Blackened Chicken With Quinoa, Corn, And Bean Salsa
Meal Slot:
Dinner
Prep Time:
10
minutes
Cook Time:
10
minutes
Calories:
339
Kcal
Protein:
35
g
Carbs:
33
g
Fat:
7
g
Cuisine:
American
Allergens:
Serves:
1
Description

This meal is a powerhouse of lean protein and fiber, designed to keep you full and satisfied. The smoky heat of the blackened chicken is balanced by the bright, refreshing salsa, creating a dish with exciting textures and flavors. It's an easy, healthy, and budget-friendly dinner that packs a serious nutritional punch.

Ingredients
  • 4.5 oz Boneless, skinless chicken breast
  • 1 tbsp Blackened seasoning
  • 1/4 cup Cooked quinoa
  • 1/4 cup Canned black beans
  • 1/4 cup Corn kernels
  • 2 tbsp Red onion
  • 1 tbsp Fresh cilantro
  • 1 tbsp Lime juice
  • 1/2 tsp Olive oil
Directions
  1. In a medium bowl, combine the cooked quinoa, black beans, corn, red onion, cilantro, and lime juice. Stir well and set aside.

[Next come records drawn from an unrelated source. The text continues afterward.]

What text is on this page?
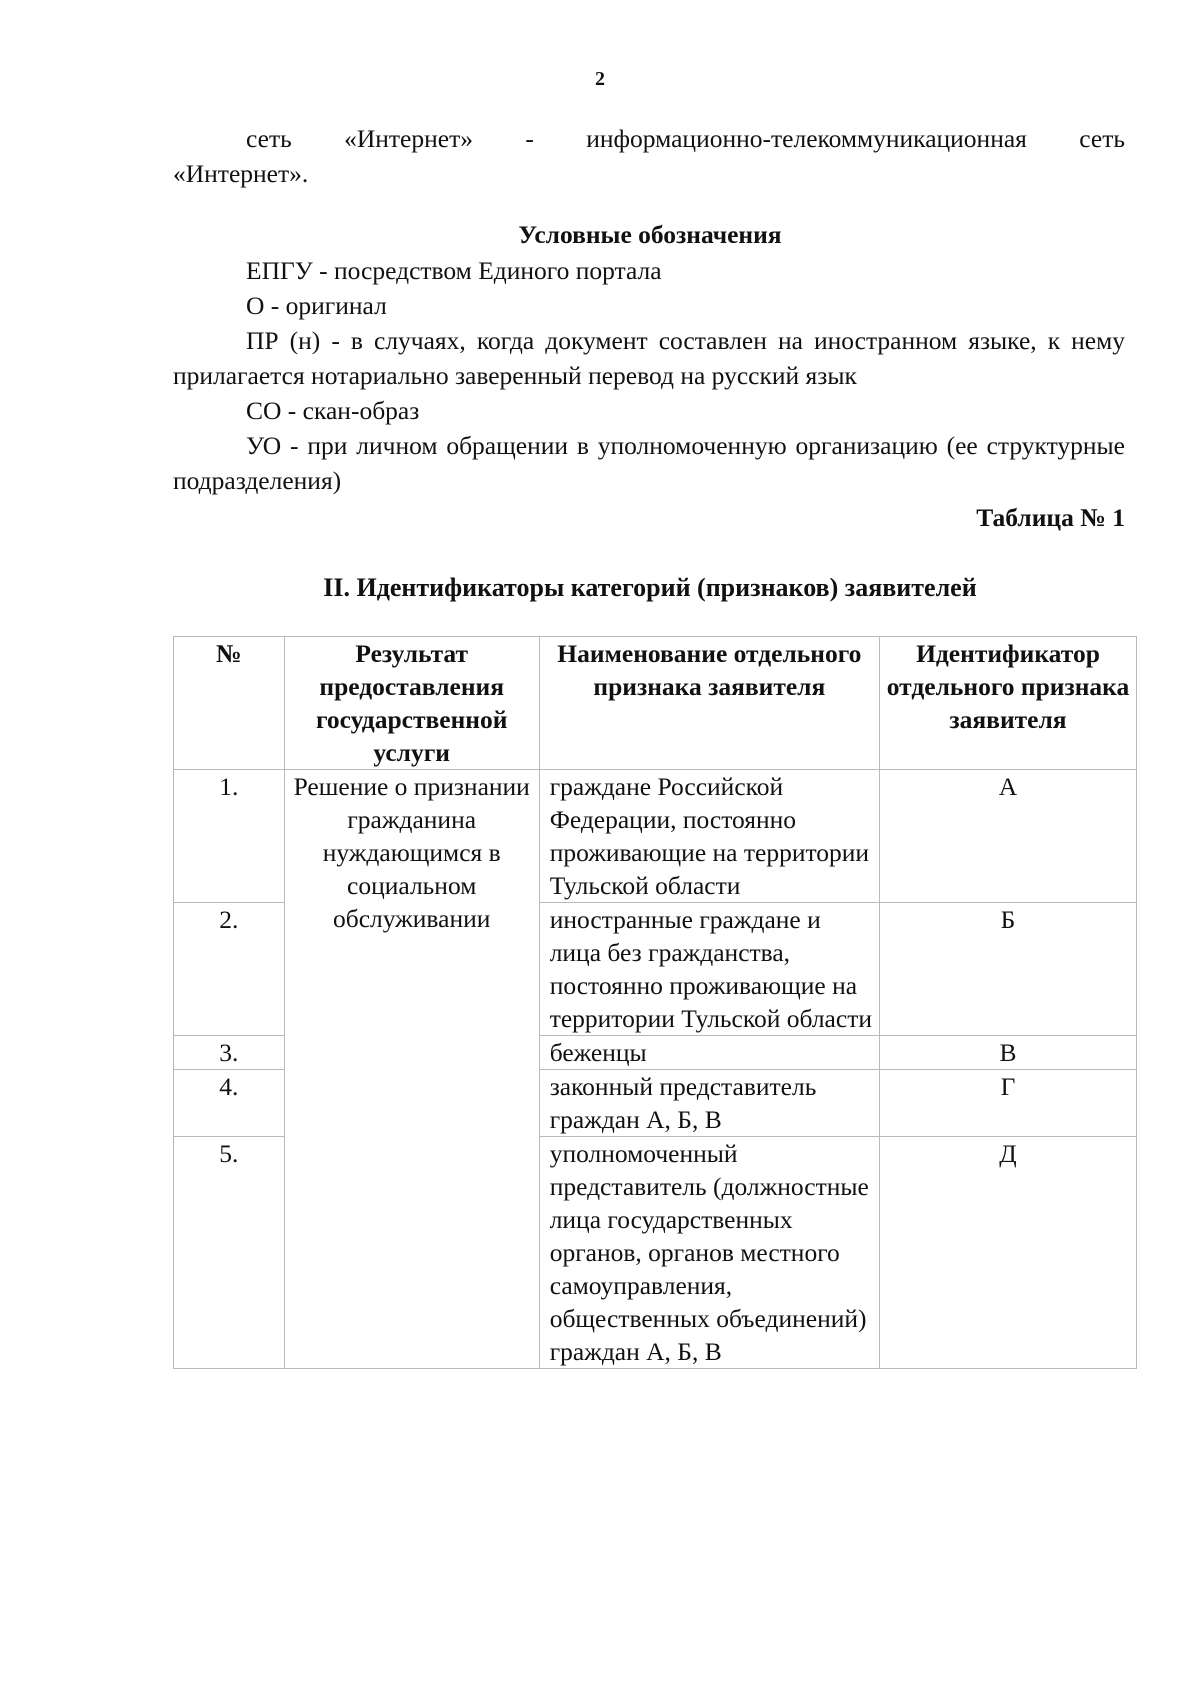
2
сеть «Интернет» - информационно-телекоммуникационная сеть
«Интернет».
Условные обозначения

ЕПГУ - посредством Единого портала

О - оригинал

ПР (н) - в случаях, когда документ составлен на иностранном языке, к нему прилагается нотариально заверенный перевод на русский язык

СО - скан-образ

УО - при личном обращении в уполномоченную организацию (ее структурные подразделения)

Таблица № 1
II. Идентификаторы категорий (признаков) заявителей
№	Результат предоставления государственной услуги	Наименование отдельного признака заявителя	Идентификатор отдельного признака заявителя
1.	Решение о признании гражданина нуждающимся в социальном обслуживании	граждане Российской Федерации, постоянно проживающие на территории Тульской области	А
2.		иностранные граждане и лица без гражданства, постоянно проживающие на территории Тульской области	Б
3.		беженцы	В
4.		законный представитель граждан А, Б, В	Г
5.		уполномоченный представитель (должностные лица государственных органов, органов местного самоуправления, общественных объединений) граждан А, Б, В	Д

  2. Pat the chicken breast dry with a paper towel. Coat it evenly and generously on all sides with the blackened seasoning.
  3. Heat the olive oil in a skillet over medium-high heat. Carefully place the seasoned chicken in the hot skillet.
  4. Cook for 5-7 minutes per side, or until the chicken is cooked through (internal temperature reaches 165°F) and has a dark, crispy crust.
  5. Let the chicken rest for a couple of minutes before slicing. Serve the chicken with the quinoa salsa spooned over top or on the side.